A obrigação do isolamento social afetou a população mais pobre de distintas maneiras, explica Tiaraju: “Por um lado, dificultou a operacionalização dessas redes de relações. Por outro, diminuiu a possibilidade de geração de renda para aquela parcela que vive da informalidade e que necessita da venda ou compra nas ruas ou mesmo do oferecimento dos seus serviços próprios”.

“No entanto, para uma outra parcela da população mais pobre, se impôs a obrigação de circular para o trabalho. Eram empregadas domésticas, vendedoras, motoristas de aplicativos, dentre outros ofícios, que se viram obrigados a estarem nas ruas para garantir o home office da classe média. Infelizmente, a realidade dessa população é invisibilizada”, aponta.

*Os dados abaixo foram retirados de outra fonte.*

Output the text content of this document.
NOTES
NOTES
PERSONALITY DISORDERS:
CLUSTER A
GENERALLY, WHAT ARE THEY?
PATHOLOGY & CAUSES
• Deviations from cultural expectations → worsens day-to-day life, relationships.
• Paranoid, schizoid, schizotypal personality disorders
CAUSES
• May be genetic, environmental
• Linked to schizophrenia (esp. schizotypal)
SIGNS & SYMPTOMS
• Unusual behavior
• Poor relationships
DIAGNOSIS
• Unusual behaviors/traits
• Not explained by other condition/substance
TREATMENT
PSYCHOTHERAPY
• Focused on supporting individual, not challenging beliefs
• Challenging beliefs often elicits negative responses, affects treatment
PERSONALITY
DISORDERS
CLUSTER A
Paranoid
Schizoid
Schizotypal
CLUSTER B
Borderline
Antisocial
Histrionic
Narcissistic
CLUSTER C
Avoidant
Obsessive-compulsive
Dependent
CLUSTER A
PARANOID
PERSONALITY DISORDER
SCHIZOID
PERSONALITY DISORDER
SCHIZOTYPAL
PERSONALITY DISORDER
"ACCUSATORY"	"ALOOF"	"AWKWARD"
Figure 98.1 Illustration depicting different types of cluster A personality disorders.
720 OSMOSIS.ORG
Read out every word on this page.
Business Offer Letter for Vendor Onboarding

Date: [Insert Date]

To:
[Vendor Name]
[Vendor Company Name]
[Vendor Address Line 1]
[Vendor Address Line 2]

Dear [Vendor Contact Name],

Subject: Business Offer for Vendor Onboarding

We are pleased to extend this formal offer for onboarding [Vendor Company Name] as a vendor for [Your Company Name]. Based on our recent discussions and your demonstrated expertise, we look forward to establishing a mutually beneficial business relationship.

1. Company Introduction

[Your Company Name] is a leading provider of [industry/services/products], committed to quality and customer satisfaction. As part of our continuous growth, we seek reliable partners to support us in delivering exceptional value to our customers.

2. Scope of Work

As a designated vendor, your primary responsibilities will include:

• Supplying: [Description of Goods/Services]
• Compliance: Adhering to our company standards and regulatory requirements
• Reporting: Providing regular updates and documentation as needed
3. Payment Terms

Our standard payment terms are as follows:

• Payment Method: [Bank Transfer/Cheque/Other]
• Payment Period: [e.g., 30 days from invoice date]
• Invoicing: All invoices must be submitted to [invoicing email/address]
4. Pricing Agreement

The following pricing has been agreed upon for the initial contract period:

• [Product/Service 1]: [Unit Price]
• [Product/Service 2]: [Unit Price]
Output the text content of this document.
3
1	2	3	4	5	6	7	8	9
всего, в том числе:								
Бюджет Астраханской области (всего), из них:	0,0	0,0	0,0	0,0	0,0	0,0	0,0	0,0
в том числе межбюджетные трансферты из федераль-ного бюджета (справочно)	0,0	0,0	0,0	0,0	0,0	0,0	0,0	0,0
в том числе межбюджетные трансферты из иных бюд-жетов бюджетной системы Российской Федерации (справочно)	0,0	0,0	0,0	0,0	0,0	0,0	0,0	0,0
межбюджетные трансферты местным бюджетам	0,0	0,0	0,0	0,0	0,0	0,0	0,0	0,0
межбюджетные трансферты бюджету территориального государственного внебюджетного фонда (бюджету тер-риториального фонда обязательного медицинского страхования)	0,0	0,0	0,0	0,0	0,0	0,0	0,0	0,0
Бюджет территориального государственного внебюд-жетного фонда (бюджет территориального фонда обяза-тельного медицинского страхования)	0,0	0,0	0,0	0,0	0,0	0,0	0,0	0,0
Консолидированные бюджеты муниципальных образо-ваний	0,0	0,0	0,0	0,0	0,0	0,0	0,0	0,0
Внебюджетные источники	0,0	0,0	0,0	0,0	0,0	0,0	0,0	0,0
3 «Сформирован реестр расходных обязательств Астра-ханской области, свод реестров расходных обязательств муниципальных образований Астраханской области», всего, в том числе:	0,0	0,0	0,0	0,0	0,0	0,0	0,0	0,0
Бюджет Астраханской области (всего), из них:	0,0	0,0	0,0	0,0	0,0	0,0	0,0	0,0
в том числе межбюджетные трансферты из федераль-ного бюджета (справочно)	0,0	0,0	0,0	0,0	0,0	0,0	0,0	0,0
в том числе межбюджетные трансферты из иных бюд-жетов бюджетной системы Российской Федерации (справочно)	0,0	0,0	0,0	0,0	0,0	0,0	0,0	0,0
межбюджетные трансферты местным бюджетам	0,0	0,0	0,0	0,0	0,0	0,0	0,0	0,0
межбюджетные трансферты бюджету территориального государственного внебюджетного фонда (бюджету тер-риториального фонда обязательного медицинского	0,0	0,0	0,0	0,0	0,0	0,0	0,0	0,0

Para conter a propagação do coronavírus, Tiaraju Pablo avalia que duas medidas de forte impacto deveriam ter sido tomadas: lockdown no começo da pandemia e auxílio emergencial mais robusto e duradouro.

“Só dessa maneira os mais pobres não seriam obrigados a sair de casa para ganhar o sustento. Se essas medidas tivessem sido tomadas, os custos sociais e econômicos teriam sido bem menores do que o que estamos visualizando hoje”.

Apesar do isolamento, o sociólogo aponta que várias redes de solidariedade na periferia se formaram. Uma mobilização que, segundo ele, envolveu times de futebol de várzea, grupos de samba, movimento hip-hop, igrejas católicas, igrejas evangélicas, centros de umbanda, centros espíritas, torcidas organizadas, associações de moradores, estudantes, escolas, creches, movimentos de moradia, de saúde e sem-terra, coletivos culturais, comerciantes e outras organizações.

“As atividades foram múltiplas, variando de confecção de máscaras até a distribuição de cestas básicas e a montagem de brigadas de orientação. A reconstrução do laço social é a única saída possível e deve continuar para além da pandemia. No entanto, as redes de solidariedade não conseguirão resolver tudo”.

Tiaraju Pablo D’Andrea é professor da Unifesp Campus Zona Leste e coordenador do Centro de Estudos Periféricos (CEP). É pós-doutor em filosofia, doutor em Sociologia da Cultura e mestre em Sociologia Urbana pela Universidade de São Paulo.

Pretende publicar neste ano a sua tese de doutorado: A Formação das Sujeitas e dos Sujeitos Periféricos: Cultura, Política e Pensamento na Periferia de São Paulo.

Já realizou batucadas populares junto a movimentos sociais e contribui com coletivos de produção artística. Como músico, possui dois CD lançados: Capacetes Coloridos (2007) – trilha sonora de um documentário homônimo – e Latinoamerisamba (2015).

Em 2020, ele publicou um pequeno livro chamado 40 Ideias de Periferia (editora Dandara) em que discute as questões relacionadas à periferia das grandes cidades e as influências políticas, econômicas e sociais sofridas nos últimos conturbados anos.